# Show us your rig



## geezuphosdn (Jun 5, 2006)

Post a picture of:

1. Your rig (camera/lens setup etc), which I realize taking a picture of your camera can be tricky.
2. One of your favorite pictures taken with said camera
3. A brief description of the rig
4. Explain why you love it.


----------



## Arlon (Feb 8, 2005)

geezuphosdn said:


> Post a picture of:
> 
> 1. Your rig (camera/lens setup etc), which I realize taking a picture of your camera can be tricky.
> 2. One of your favorite pictures taken with said camera
> ...


Not tricky at all. Small mirror and the self timer..










And a favorite picture? 









The best camera is the one you have when you need it. My pocket cam is always in my pocket or someplace equally close by. This picture was taken 10 minutes after paying for a bunch of car repair. I simply emailed to the dealer with a short note. They had a tow truck in my driveway within 30 minutes. One picture saved me a bunch of time yelling on the phone and maybe saved me more than the cost of the camera (shot yesterday).

I use the pocket cam like a note taker.
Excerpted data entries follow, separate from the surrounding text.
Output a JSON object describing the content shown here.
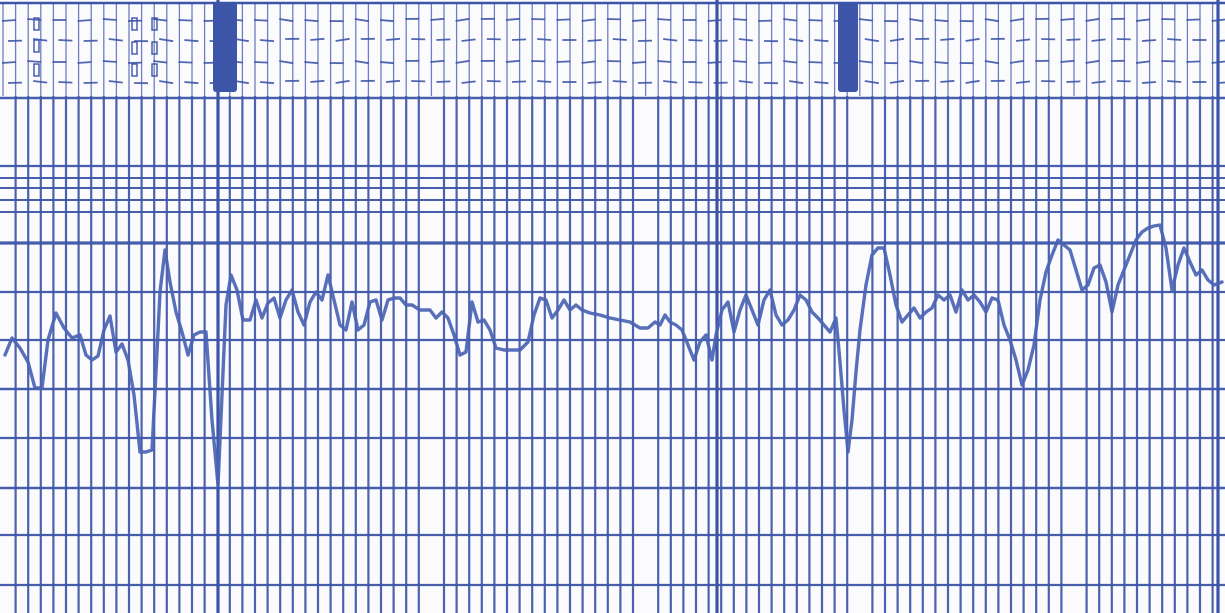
{
  "recording": {
    "ink_color": "#3d55a8",
    "ink_color_trace": "#4a63b3",
    "paper_color": "#fbfbfd",
    "event_mark_count": 3,
    "trace": [
      [
        5,
        355
      ],
      [
        12,
        338
      ],
      [
        20,
        348
      ],
      [
        28,
        362
      ],
      [
        35,
        388
      ],
      [
        42,
        388
      ],
      [
        48,
        340
      ],
      [
        56,
        313
      ],
      [
        64,
        328
      ],
      [
        72,
        338
      ],
      [
        80,
        335
      ],
      [
        86,
        355
      ],
      [
        92,
        360
      ],
      [
        98,
        356
      ],
      [
        104,
        330
      ],
      [
        110,
        316
      ],
      [
        116,
        352
      ],
      [
        122,
        344
      ],
      [
        128,
        360
      ],
      [
        134,
        395
      ],
      [
        140,
        452
      ],
      [
        146,
        452
      ],
      [
        152,
        450
      ],
      [
        156,
        372
      ],
      [
        160,
        292
      ],
      [
        165,
        250
      ],
      [
        170,
        282
      ],
      [
        176,
        312
      ],
      [
        182,
        332
      ],
      [
        188,
        355
      ],
      [
        194,
        335
      ],
      [
        200,
        332
      ],
      [
        206,
        332
      ],
      [
        212,
        420
      ],
      [
        218,
        485
      ],
      [
        222,
        395
      ],
      [
        226,
        305
      ],
      [
        231,
        275
      ],
      [
        237,
        290
      ],
      [
        243,
        320
      ],
      [
        250,
        320
      ],
      [
        256,
        300
      ],
      [
        262,
        318
      ],
      [
        268,
        303
      ],
      [
        274,
        298
      ],
      [
        280,
        318
      ],
      [
        286,
        300
      ],
      [
        292,
        290
      ],
      [
        298,
        312
      ],
      [
        304,
        325
      ],
      [
        310,
        302
      ],
      [
        316,
        292
      ],
      [
        322,
        300
      ],
      [
        328,
        275
      ],
      [
        334,
        300
      ],
      [
        340,
        325
      ],
      [
        346,
        330
      ],
      [
        352,
        302
      ],
      [
        358,
        330
      ],
      [
        364,
        325
      ],
      [
        370,
        302
      ],
      [
        376,
        300
      ],
      [
        382,
        320
      ],
      [
        388,
        300
      ],
      [
        394,
        298
      ],
      [
        400,
        298
      ],
      [
        406,
        305
      ],
      [
        412,
        305
      ],
      [
        420,
        310
      ],
      [
        430,
        310
      ],
      [
        436,
        318
      ],
      [
        442,
        312
      ],
      [
        448,
        318
      ],
      [
        454,
        335
      ],
      [
        460,
        355
      ],
      [
        466,
        352
      ],
      [
        472,
        302
      ],
      [
        478,
        322
      ],
      [
        484,
        320
      ],
      [
        490,
        330
      ],
      [
        496,
        348
      ],
      [
        504,
        350
      ],
      [
        512,
        350
      ],
      [
        520,
        350
      ],
      [
        528,
        342
      ],
      [
        534,
        315
      ],
      [
        540,
        298
      ],
      [
        546,
        300
      ],
      [
        552,
        318
      ],
      [
        558,
        310
      ],
      [
        564,
        300
      ],
      [
        570,
        310
      ],
      [
        576,
        305
      ],
      [
        582,
        310
      ],
      [
        590,
        313
      ],
      [
        600,
        315
      ],
      [
        610,
        318
      ],
      [
        620,
        320
      ],
      [
        630,
        322
      ],
      [
        640,
        328
      ],
      [
        648,
        328
      ],
      [
        655,
        322
      ],
      [
        660,
        325
      ],
      [
        665,
        315
      ],
      [
        670,
        322
      ],
      [
        676,
        325
      ],
      [
        682,
        330
      ],
      [
        688,
        345
      ],
      [
        694,
        360
      ],
      [
        700,
        342
      ],
      [
        706,
        335
      ],
      [
        712,
        360
      ],
      [
        716,
        335
      ],
      [
        722,
        310
      ],
      [
        728,
        302
      ],
      [
        734,
        332
      ],
      [
        740,
        310
      ],
      [
        746,
        295
      ],
      [
        752,
        310
      ],
      [
        758,
        325
      ],
      [
        764,
        300
      ],
      [
        770,
        290
      ],
      [
        776,
        315
      ],
      [
        782,
        325
      ],
      [
        788,
        320
      ],
      [
        794,
        310
      ],
      [
        800,
        295
      ],
      [
        806,
        300
      ],
      [
        812,
        312
      ],
      [
        818,
        318
      ],
      [
        824,
        325
      ],
      [
        830,
        332
      ],
      [
        836,
        318
      ],
      [
        840,
        362
      ],
      [
        844,
        410
      ],
      [
        848,
        452
      ],
      [
        852,
        420
      ],
      [
        856,
        372
      ],
      [
        860,
        330
      ],
      [
        866,
        285
      ],
      [
        872,
        255
      ],
      [
        878,
        248
      ],
      [
        884,
        248
      ],
      [
        890,
        275
      ],
      [
        896,
        305
      ],
      [
        902,
        322
      ],
      [
        908,
        315
      ],
      [
        914,
        308
      ],
      [
        920,
        318
      ],
      [
        926,
        312
      ],
      [
        932,
        308
      ],
      [
        938,
        295
      ],
      [
        944,
        300
      ],
      [
        950,
        295
      ],
      [
        956,
        312
      ],
      [
        962,
        290
      ],
      [
        968,
        300
      ],
      [
        974,
        295
      ],
      [
        980,
        302
      ],
      [
        986,
        312
      ],
      [
        992,
        298
      ],
      [
        998,
        300
      ],
      [
        1004,
        325
      ],
      [
        1010,
        340
      ],
      [
        1016,
        360
      ],
      [
        1022,
        385
      ],
      [
        1028,
        370
      ],
      [
        1034,
        345
      ],
      [
        1040,
        300
      ],
      [
        1046,
        272
      ],
      [
        1052,
        255
      ],
      [
        1058,
        240
      ],
      [
        1064,
        245
      ],
      [
        1070,
        250
      ],
      [
        1076,
        270
      ],
      [
        1082,
        290
      ],
      [
        1088,
        285
      ],
      [
        1094,
        268
      ],
      [
        1100,
        265
      ],
      [
        1106,
        282
      ],
      [
        1112,
        312
      ],
      [
        1118,
        285
      ],
      [
        1124,
        270
      ],
      [
        1130,
        255
      ],
      [
        1136,
        240
      ],
      [
        1142,
        232
      ],
      [
        1148,
        228
      ],
      [
        1154,
        226
      ],
      [
        1160,
        225
      ],
      [
        1166,
        248
      ],
      [
        1172,
        290
      ],
      [
        1178,
        265
      ],
      [
        1184,
        248
      ],
      [
        1190,
        262
      ],
      [
        1196,
        275
      ],
      [
        1202,
        270
      ],
      [
        1208,
        280
      ],
      [
        1214,
        285
      ],
      [
        1222,
        282
      ]
    ]
  }
}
I shoot pics of signs, peoples yards that have nice landscaping, restaurant menus and food from places I want to be sure to revisit.. The pocket cam is more like a tool than just something to capture pretty images. The pocket cam rocks!










Just a reminder about the best chicken fried steak I've ever eaten (El Capitan in Van Horn Texas)..


----------



## MT Stringer (May 21, 2004)

I have been using the Canon 7D w/300 f/2.8 for field sports (football, field hockey, etc). It works very well. With the 1.6x crop sensor for this body, I get the focal length of 480mm.

Helps me get closer to the huddle.


----------